Sunday, August 23rd, 2015

“Then For God’s Sake Don’t Trust Me With Your Soul!”

The 1980’s was the Golden Age of silver-tongued television evangelists – and what a motley crew they were. There were healers and stealers and bottom-deck dealers. They came in a variety of flavors with two things in common: they were all “messengers of God” – and each tried to separate you  from as much of your money as he could –  in the shortest amount of television time possible.

“If your friends WON’T go to heaven with you – DON’T go to hell with them!”

Jimmy Swaggart (cousin of Jerry Lee Lewis) could sing, play beautiful piano, speak in tongues, and cry on cue. Even two different scandals with $10/hour hookers could not shake his followers’ faith. You can still see Jimmy on Sunday morning TV preaching, crying,  and stealing in the name of the Lord.

“Jim, the Lord let me get addicted to over-the-counter medication for a reason.”

Jim and Tammy Baker looked like a successful, Midwestern Amway couple. Smarmy Jim could oil the dollars out of your wallet with fantasies of luxurious rooms never built. The old joke about Tammy was they scraped away layers of her make-up and found Jimmy Hoffa. Their PTL (Praise the Lord) Club had thousands of members each buying timeshares in a kind of Disneyland for Christian adults – much of which existed only in Jim’s mind.

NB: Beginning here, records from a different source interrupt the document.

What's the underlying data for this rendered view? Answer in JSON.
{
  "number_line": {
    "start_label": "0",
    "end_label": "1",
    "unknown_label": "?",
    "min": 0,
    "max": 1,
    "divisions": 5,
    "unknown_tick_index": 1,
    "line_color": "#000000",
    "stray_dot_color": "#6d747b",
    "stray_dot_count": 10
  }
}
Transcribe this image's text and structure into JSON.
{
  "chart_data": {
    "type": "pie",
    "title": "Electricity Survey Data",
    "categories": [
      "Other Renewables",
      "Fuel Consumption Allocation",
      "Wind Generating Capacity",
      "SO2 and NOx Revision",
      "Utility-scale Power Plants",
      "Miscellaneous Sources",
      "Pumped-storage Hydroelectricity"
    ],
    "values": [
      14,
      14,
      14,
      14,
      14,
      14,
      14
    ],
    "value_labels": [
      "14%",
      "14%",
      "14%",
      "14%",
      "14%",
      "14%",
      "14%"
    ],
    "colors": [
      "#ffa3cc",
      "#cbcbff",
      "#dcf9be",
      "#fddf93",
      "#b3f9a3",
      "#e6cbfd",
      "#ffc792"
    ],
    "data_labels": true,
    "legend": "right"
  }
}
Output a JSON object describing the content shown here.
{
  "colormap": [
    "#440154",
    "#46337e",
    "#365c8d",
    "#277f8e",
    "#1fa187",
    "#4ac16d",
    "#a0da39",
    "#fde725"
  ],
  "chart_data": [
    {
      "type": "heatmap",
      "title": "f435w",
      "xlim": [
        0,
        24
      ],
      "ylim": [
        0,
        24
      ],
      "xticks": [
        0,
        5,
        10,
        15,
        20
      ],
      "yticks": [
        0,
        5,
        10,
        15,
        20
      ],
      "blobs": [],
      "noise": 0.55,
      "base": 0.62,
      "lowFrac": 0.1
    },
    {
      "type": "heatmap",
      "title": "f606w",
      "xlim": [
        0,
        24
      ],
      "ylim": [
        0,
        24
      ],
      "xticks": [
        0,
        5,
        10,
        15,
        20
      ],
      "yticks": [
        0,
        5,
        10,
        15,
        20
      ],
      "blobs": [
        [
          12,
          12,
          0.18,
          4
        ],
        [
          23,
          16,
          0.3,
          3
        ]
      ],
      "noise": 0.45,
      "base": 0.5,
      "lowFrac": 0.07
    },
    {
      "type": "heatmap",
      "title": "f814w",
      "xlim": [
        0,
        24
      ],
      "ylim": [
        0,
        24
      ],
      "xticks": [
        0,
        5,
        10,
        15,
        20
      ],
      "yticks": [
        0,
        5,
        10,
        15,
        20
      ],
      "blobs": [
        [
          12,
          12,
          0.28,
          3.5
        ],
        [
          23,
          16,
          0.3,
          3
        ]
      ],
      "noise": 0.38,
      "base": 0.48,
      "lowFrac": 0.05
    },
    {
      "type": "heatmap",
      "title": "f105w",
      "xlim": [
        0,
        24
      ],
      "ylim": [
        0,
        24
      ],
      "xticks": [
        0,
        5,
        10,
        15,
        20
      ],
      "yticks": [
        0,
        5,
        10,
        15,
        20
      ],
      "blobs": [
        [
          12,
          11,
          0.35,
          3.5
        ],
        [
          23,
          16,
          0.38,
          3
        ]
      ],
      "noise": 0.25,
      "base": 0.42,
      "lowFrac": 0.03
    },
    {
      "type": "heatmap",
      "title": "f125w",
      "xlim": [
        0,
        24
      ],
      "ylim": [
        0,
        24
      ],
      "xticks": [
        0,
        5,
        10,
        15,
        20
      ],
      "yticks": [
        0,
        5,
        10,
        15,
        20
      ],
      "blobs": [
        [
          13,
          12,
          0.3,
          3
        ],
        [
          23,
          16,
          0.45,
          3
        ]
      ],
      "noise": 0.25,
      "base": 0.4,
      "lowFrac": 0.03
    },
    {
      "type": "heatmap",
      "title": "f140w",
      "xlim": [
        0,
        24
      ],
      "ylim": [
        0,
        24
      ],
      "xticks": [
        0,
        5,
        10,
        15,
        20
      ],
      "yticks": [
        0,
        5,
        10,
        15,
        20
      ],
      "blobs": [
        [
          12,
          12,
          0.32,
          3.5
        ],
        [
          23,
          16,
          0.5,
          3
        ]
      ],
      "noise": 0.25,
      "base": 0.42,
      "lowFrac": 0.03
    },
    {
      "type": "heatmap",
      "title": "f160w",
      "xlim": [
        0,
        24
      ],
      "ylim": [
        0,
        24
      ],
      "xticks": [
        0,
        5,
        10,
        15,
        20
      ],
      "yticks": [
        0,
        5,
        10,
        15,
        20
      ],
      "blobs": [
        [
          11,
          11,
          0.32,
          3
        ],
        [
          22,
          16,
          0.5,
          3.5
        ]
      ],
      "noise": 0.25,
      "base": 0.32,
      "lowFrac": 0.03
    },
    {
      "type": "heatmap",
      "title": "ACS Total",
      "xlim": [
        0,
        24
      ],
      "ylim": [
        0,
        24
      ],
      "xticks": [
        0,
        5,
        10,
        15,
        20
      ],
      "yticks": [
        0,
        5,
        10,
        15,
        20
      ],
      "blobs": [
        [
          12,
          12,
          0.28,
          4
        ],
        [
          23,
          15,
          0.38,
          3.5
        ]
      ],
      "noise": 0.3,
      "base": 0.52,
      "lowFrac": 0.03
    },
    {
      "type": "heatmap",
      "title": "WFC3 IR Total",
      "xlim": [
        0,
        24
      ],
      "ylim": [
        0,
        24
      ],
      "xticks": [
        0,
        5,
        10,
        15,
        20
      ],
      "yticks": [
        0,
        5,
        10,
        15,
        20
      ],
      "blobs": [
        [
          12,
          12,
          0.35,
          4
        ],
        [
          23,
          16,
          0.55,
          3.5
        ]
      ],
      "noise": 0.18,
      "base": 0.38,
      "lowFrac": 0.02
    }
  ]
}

To me, the saddest one of the lot is Ernest Angely, a faith healer still on television today. He could perform “miracles” weekly which let the lame walk, the deaf  hear and the blind see. But unfortunately, he could never grow hair on his own head and sports a toupee that is so bad, it couldn’t be hurt by a chinstrap.

“I’m OUT of here!”

The scariest and strangest by far? Dr. Gene Scott, author of the title on top of this post. Scott looked an acted like an Old Testament holy man on steroids. While other TV preachers begged for money, Scott DEMANDED his faithful send in their tithes.

Often called “God’s Angriest Man”, Scott would rant and fill his blackboard with religious teachings in Latin, Hebrew, and Sanskrit. But he would often bellow, “Why aren’t those damn phones ringing with your measly bucks!? If you don’t pledge $600 in the next 10-minutes, I’m walking out of here! Find your own damn way to Heaven!”

And then he’d throw down his chalk, storm off the set, and for hours, all that was left was a close-up shot of his empty chair and a telephone number to call in your money. GODDAMN Gene Scott could put on one hell of a show!